CHP İzmir'de şimdi herkes Tuncay Özkan'ın Parti Meclisi'ne seçilememesinin ardından il örgütünün yeni patronunun kim olduğunu konuşuyor.
Ancak bu tartışmada atlanan ve mutlaka göz önünde tutulması gereken bir gerçek var. O da şu: CHP lideri Kemal Kılıçdaroğlu hafta sonu yapılan kurultayda "Milletvekili olduğum İzmir'in asıl patronu benim" mesajı vermiştir.
ÖZKAN'I BİLEREK KORUMADI
Niye mi böyle söylüyorum?
Birincisi, Kılıçdaroğlu, il ve ilçe kongrelerinin ardından kentte patronluğa soyunan Genel Başkan Yardımcısı Tuncay Özkan'ın kurultayda devre dışı kalmasına en hafif tabiriyle göz yumdu. Çünkü kim ne derse desin eğer Kılıçdaroğlu isteseydi, Özkan'ı öyle veya böyle PM'ye yeniden sokar ve yine yardımcısı yapardı. Ancak, istemedi ve her ne kadar anahtar listesine koymuş olsa da Özkan'ı delegelerin önüne attı. Yoksa, Özkan'a günler öncesinden adeta 'bağıra bağıra' gelen çizik operasyonunun önüne geçebilirdi.
İkincisi ise, PM için hazırladığı anahtar listeye Büyükşehir Belediye Başkanı Tunç Soyer'in istediği Rıfat Nalbantoğlu ile Konak Belediye Başkanı Abdül Baturİl Başkanı Deniz Yücel ikilisinin adayı İzmir Milletvekili Ednan Arslan'ı yazdı ancak İzmir Milletvekili Selin Sayek Böke ve parti mutfağının gözde ismi Devrim Barış Çelik'i de bizzat kendi inisiyatifiyle listeye koydu.
İKİ AYRI KÜMELENME
Yani şu anki tabloda CHP'de İzmir'in gerçek patronu Kılıçdaroğlu'dur... Bu gerçeği gördükten sonra ancak Kılıçdaroğlu'ndan sonra CHP İzmir'in ikinci patronunun kim olduğunu konuşabiliriz.
İşte bu noktada Büyükşehir Belediye Başkanı Tunç Soyer'i işaret edenler çok.
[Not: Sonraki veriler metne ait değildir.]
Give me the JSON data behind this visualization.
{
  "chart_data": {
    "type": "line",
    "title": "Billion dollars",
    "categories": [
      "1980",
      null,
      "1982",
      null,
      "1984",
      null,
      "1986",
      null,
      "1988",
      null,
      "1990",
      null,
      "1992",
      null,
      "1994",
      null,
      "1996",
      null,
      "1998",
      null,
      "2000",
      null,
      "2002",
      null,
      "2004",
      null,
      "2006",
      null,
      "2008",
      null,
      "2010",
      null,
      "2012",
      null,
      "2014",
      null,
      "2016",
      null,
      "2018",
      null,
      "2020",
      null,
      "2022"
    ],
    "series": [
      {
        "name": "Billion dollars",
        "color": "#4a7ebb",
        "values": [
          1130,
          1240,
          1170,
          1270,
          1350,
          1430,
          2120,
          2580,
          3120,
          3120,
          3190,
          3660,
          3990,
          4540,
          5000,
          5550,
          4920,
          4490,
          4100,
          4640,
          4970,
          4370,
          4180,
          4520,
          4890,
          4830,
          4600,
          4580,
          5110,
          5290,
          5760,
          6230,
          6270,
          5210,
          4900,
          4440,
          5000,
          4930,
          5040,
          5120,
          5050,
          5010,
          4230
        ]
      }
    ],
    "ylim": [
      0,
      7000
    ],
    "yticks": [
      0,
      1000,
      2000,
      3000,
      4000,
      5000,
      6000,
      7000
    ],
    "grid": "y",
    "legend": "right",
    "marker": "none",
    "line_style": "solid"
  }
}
Özkan ile girdiği rekabette kurultayla birlikte büyük avantaj yakalayan Soyer, şu an önde gözüküyor. Ancak, Soyer'in dışında Ednan Arslan'ı PM'ye sokmayı başaran Batur-Yücel ittifakının da ayrı bir cephe olduğu da bir gerçek.
Kurultayın ardından oluşan tablo önümüzdeki süreçte İzmir örgütünde Soyer ve Batur etrafında iki ayrı kümelenme yaşanacağına işaret ediyor. Şu an Özkan'la birlikte hareket eden belediye ve ilçe başkanlarının da bu süreçte kendi siyasi manevra alanları içerisinde Soyer veya Batur'un etrafındaki kümelenmelerden birine dahil olması kaçınılmaz gözüküyor.
SON SÖZ KILIÇDAROĞLU'NDA
Peki bu saflaşmalar, Tunç Soyer ve Abdül Batur arasında açıktan bir çatışmaya dönüşür mü?
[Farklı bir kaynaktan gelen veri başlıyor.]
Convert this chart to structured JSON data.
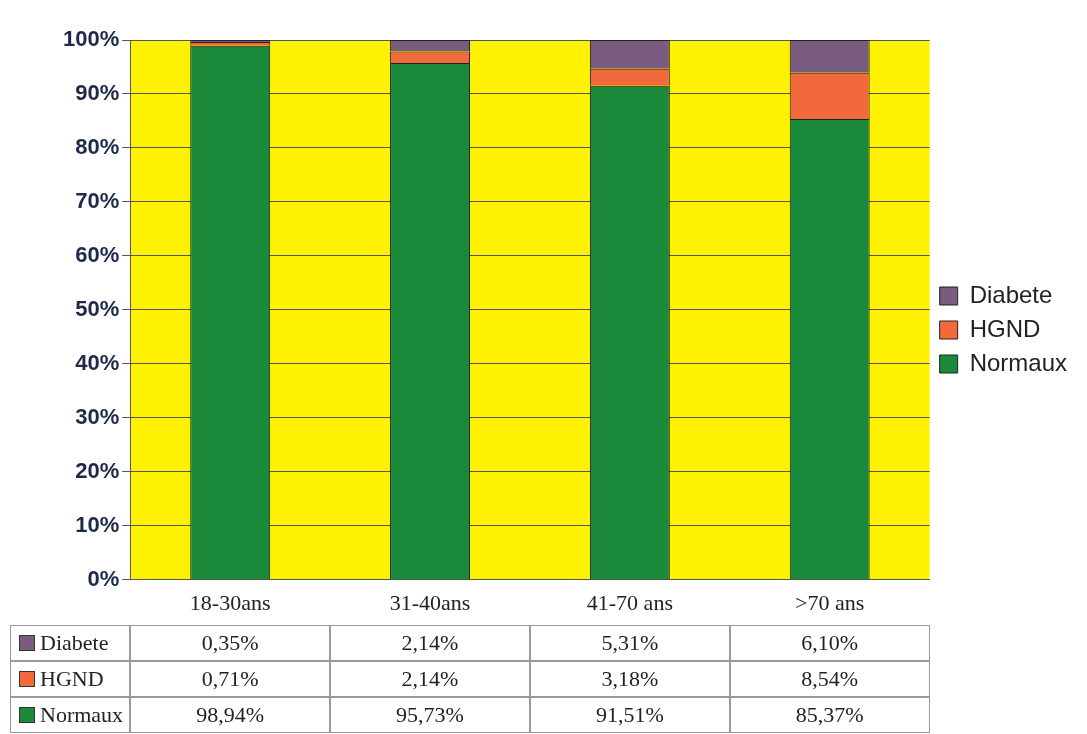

Mutlaka aralarındaki gizli rekabet sürecektir ancak iki isim arasında açıktan bir çatışma kısa vadede yaşanmaz.
Nitekim dün Batur da aynı yönde bir açıklama yaptı ve "Bizi zorla mı kavga ettirecekler?" dedi.
Ancak uzun vadede, seçim yaklaştıkça Soyer ve Batur arasındaki gizli rekabetin bir çatışmaya dönüşmesi kaçınılmaz.
Siyasetin doğası böyle. Çünkü Soyer koltuğunu korumak isterken Batur da geçtiğimiz seçimde kıyısından döndüğü Büyükşehir Belediye Başkan adaylığına ulaşmayı hedefleyecektir. Ancak böyle bir rekabet ve çatışmada da 31 Mart seçimlerinde olduğu gibi son sözü "İzmir'in gerçek patronu benim" mesajı veren Kılıçdaroğlu söyleyecektir.